(Reuters) – Jurors reached a verdict on Thursday for Nikolas Cruz in a 2018 school shooting in Parkland, Florida, that killed 17 people. They were expected to reveal their decision to the judge shortly.
In a tweet, the Miami CBS affiliate said a verdict had been reached and court would be back in session at 10:30 a.m. Eastern time for the verdict to be read.
Nikolas Cruz, 24, had pleaded guilty last year to premeditated murder at Marjory Stoneman Douglas High School. He used a semi-automatic assault rifle to kill 14 students and three staff in one of the deadliest school shootings in American history.
The prosecution during the three-month sentencing trial had argued Cruz’s crime was both premeditated as well as heinous and cruel, which are among the criteria that Florida law establishes for deciding on a death sentence.
Cruz’s defense team had acknowledged the severity of his crimes, but asked jurors to consider mitigating factors including life-long mental health disorders resulting from his biological mother’s substance abuse during pregnancy.
Under Florida law, a death sentence could only have been handed down if jurors had unanimously reccomended he be executed. The only other option was life in prison.
Cruz, who was a 19-year-old expelled former student of the high school, had apologized for his crimes and asked to be given a life sentence without the possibility of parole in order to dedicate his life to helping others.

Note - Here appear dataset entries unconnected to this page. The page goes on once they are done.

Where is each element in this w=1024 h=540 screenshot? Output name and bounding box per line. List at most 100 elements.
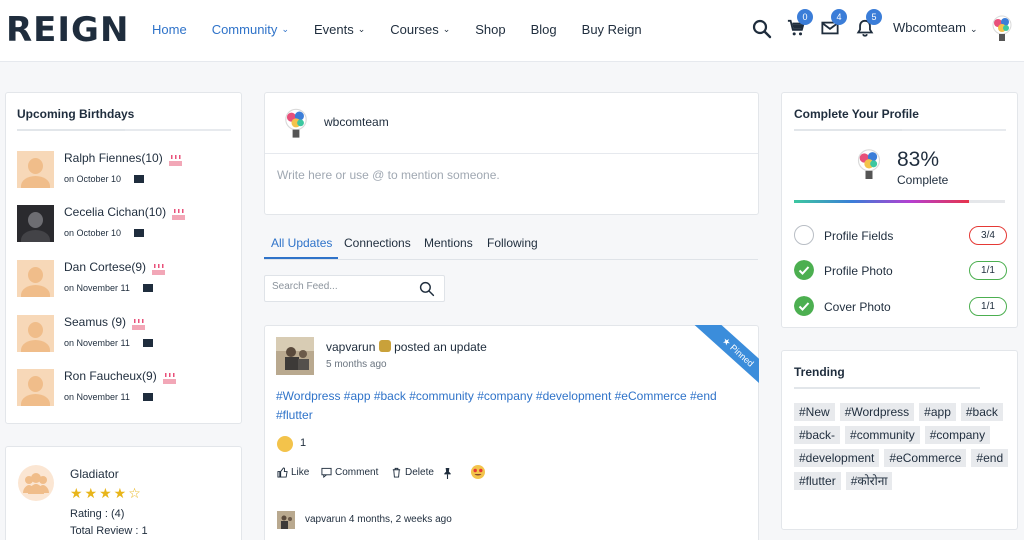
tab-connections[interactable]: Connections xyxy=(344,236,411,250)
envelope-icon[interactable] xyxy=(134,229,144,237)
site-logo[interactable]: REIGN xyxy=(6,12,129,48)
trending-tag[interactable]: #back- xyxy=(794,426,841,444)
trash-icon xyxy=(392,467,401,478)
nav-events[interactable]: Events ⌄ xyxy=(314,22,365,37)
reaction-count: 1 xyxy=(300,437,307,449)
search-icon[interactable] xyxy=(419,281,435,297)
birthday-name[interactable]: Cecelia Cichan xyxy=(64,205,145,219)
post-timestamp[interactable]: 5 months ago xyxy=(326,359,387,370)
avatar[interactable] xyxy=(17,369,54,406)
star-rating: ★★★★☆ xyxy=(70,485,143,501)
cake-icon xyxy=(152,264,166,275)
comment-author-avatar[interactable] xyxy=(277,511,295,529)
avatar[interactable] xyxy=(17,260,54,297)
tab-all-updates[interactable]: All Updates xyxy=(271,236,332,250)
chevron-down-icon: ⌄ xyxy=(442,23,451,34)
cake-icon xyxy=(168,155,182,166)
tab-following[interactable]: Following xyxy=(487,236,538,250)
delete-button[interactable]: Delete xyxy=(391,467,434,478)
post-hashtags[interactable]: #Wordpress #app #back #community #compan… xyxy=(276,387,746,425)
group-rating-widget: Gladiator ★★★★☆ Rating : (4) Total Revie… xyxy=(5,446,242,540)
birthday-date: on November 11 xyxy=(64,338,130,348)
incomplete-circle-icon xyxy=(794,225,814,245)
post-author-avatar[interactable] xyxy=(276,337,314,375)
react-button[interactable] xyxy=(470,464,489,480)
notifications-button[interactable]: 5 xyxy=(856,9,882,39)
pin-button[interactable] xyxy=(442,467,456,480)
birthday-date: on November 11 xyxy=(64,283,130,293)
trending-tag[interactable]: #company xyxy=(924,426,991,444)
nav-shop[interactable]: Shop xyxy=(475,22,505,37)
check-circle-icon xyxy=(794,296,814,316)
envelope-icon[interactable] xyxy=(143,284,153,292)
birthday-name[interactable]: Ron Faucheux xyxy=(64,369,142,383)
title-divider xyxy=(794,387,980,389)
feed-search xyxy=(264,275,445,302)
avatar[interactable] xyxy=(17,205,54,242)
tab-mentions[interactable]: Mentions xyxy=(424,236,473,250)
birthday-date: on October 10 xyxy=(64,174,122,184)
trending-tag[interactable]: #back xyxy=(960,403,1003,421)
birthday-item[interactable]: Dan Cortese(9) on November 11 xyxy=(17,260,237,300)
birthday-item[interactable]: Ralph Fiennes(10) on October 10 xyxy=(17,151,237,191)
pin-icon xyxy=(444,468,451,479)
trending-tag[interactable]: #Wordpress xyxy=(839,403,915,421)
profile-photo-count: 1/1 xyxy=(969,261,1007,280)
rating-value: Rating : (4) xyxy=(70,508,125,520)
trending-tag[interactable]: #development xyxy=(794,449,880,467)
user-avatar[interactable] xyxy=(990,14,1014,44)
birthday-item[interactable]: Cecelia Cichan(10) on October 10 xyxy=(17,205,237,245)
birthday-item[interactable]: Seamus (9) on November 11 xyxy=(17,315,237,355)
trending-tag[interactable]: #community xyxy=(845,426,920,444)
search-icon[interactable] xyxy=(752,19,772,39)
birthday-name[interactable]: Dan Cortese xyxy=(64,260,131,274)
group-name[interactable]: Gladiator xyxy=(70,467,119,481)
trending-tag[interactable]: #flutter xyxy=(794,472,841,490)
trending-tag[interactable]: #कोरोना xyxy=(845,472,893,490)
total-reviews: Total Review : 1 xyxy=(70,525,148,537)
post-input[interactable]: Write here or use @ to mention someone. xyxy=(277,168,500,182)
messages-button[interactable]: 4 xyxy=(821,9,847,39)
nav-home[interactable]: Home xyxy=(152,22,187,37)
user-menu[interactable]: Wbcomteam ⌄ xyxy=(893,20,978,35)
trending-tag[interactable]: #app xyxy=(919,403,956,421)
envelope-icon[interactable] xyxy=(134,175,144,183)
cover-photo-label: Cover Photo xyxy=(824,300,891,314)
comment-author[interactable]: vapvarun xyxy=(305,514,346,525)
envelope-icon[interactable] xyxy=(143,339,153,347)
composer-avatar[interactable] xyxy=(282,107,310,141)
birthdays-widget: Upcoming Birthdays Ralph Fiennes(10) on … xyxy=(5,92,242,424)
avatar[interactable] xyxy=(17,151,54,188)
birthday-item[interactable]: Ron Faucheux(9) on November 11 xyxy=(17,369,237,409)
trending-tag[interactable]: #end xyxy=(971,449,1009,467)
cover-photo-row[interactable]: Cover Photo 1/1 xyxy=(794,296,1007,318)
birthday-name[interactable]: Ralph Fiennes xyxy=(64,151,141,165)
chevron-down-icon: ⌄ xyxy=(357,23,366,34)
trending-tag[interactable]: #New xyxy=(794,403,835,421)
like-button[interactable]: Like xyxy=(277,467,309,478)
chevron-down-icon: ⌄ xyxy=(281,23,289,34)
search-feed-input[interactable] xyxy=(272,281,412,292)
nav-buy-reign[interactable]: Buy Reign xyxy=(582,22,642,37)
profile-avatar xyxy=(857,149,881,179)
profile-fields-row[interactable]: Profile Fields 3/4 xyxy=(794,225,1007,247)
profile-photo-row[interactable]: Profile Photo 1/1 xyxy=(794,260,1007,282)
notifications-count-badge: 5 xyxy=(866,9,882,25)
cart-button[interactable]: 0 xyxy=(787,9,813,39)
nav-community[interactable]: Community ⌄ xyxy=(212,22,289,37)
group-avatar[interactable] xyxy=(18,465,54,501)
avatar[interactable] xyxy=(17,315,54,352)
trending-tag[interactable]: #eCommerce xyxy=(884,449,967,467)
trending-widget: Trending #New #Wordpress #app #back #back- #c… xyxy=(781,350,1018,530)
envelope-icon[interactable] xyxy=(143,393,153,401)
title-divider xyxy=(17,129,231,131)
post-author[interactable]: vapvarun xyxy=(326,340,375,354)
birthday-name[interactable]: Seamus xyxy=(64,315,108,329)
birthday-date: on October 10 xyxy=(64,228,122,238)
nav-blog[interactable]: Blog xyxy=(531,22,557,37)
nav-courses[interactable]: Courses ⌄ xyxy=(390,22,450,37)
thinking-emoji-icon[interactable] xyxy=(277,436,293,452)
comment-button[interactable]: Comment xyxy=(321,467,378,478)
active-tab-indicator xyxy=(264,257,338,259)
pinned-ribbon: ★ Pinned xyxy=(687,325,759,385)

The sentencing proceedings included testimony from survivors of the shooting as well as cell phone videos in which terrified students cried for help or spoke in hushed whispers as they hid.
The Parkland shooting had led to renewed calls for tighter gun control in the United States.
U.S. gun violence gained renewed attention following mass shootings this year at a school in Uvalde, Texas, that left 19 children and two teachers dead, and another at a supermarket in Buffalo, New York, that killed 10 people.
President Joe Biden in June signed the first major federal gun reform legislation in three decades, which he called a rare bipartisan achievement.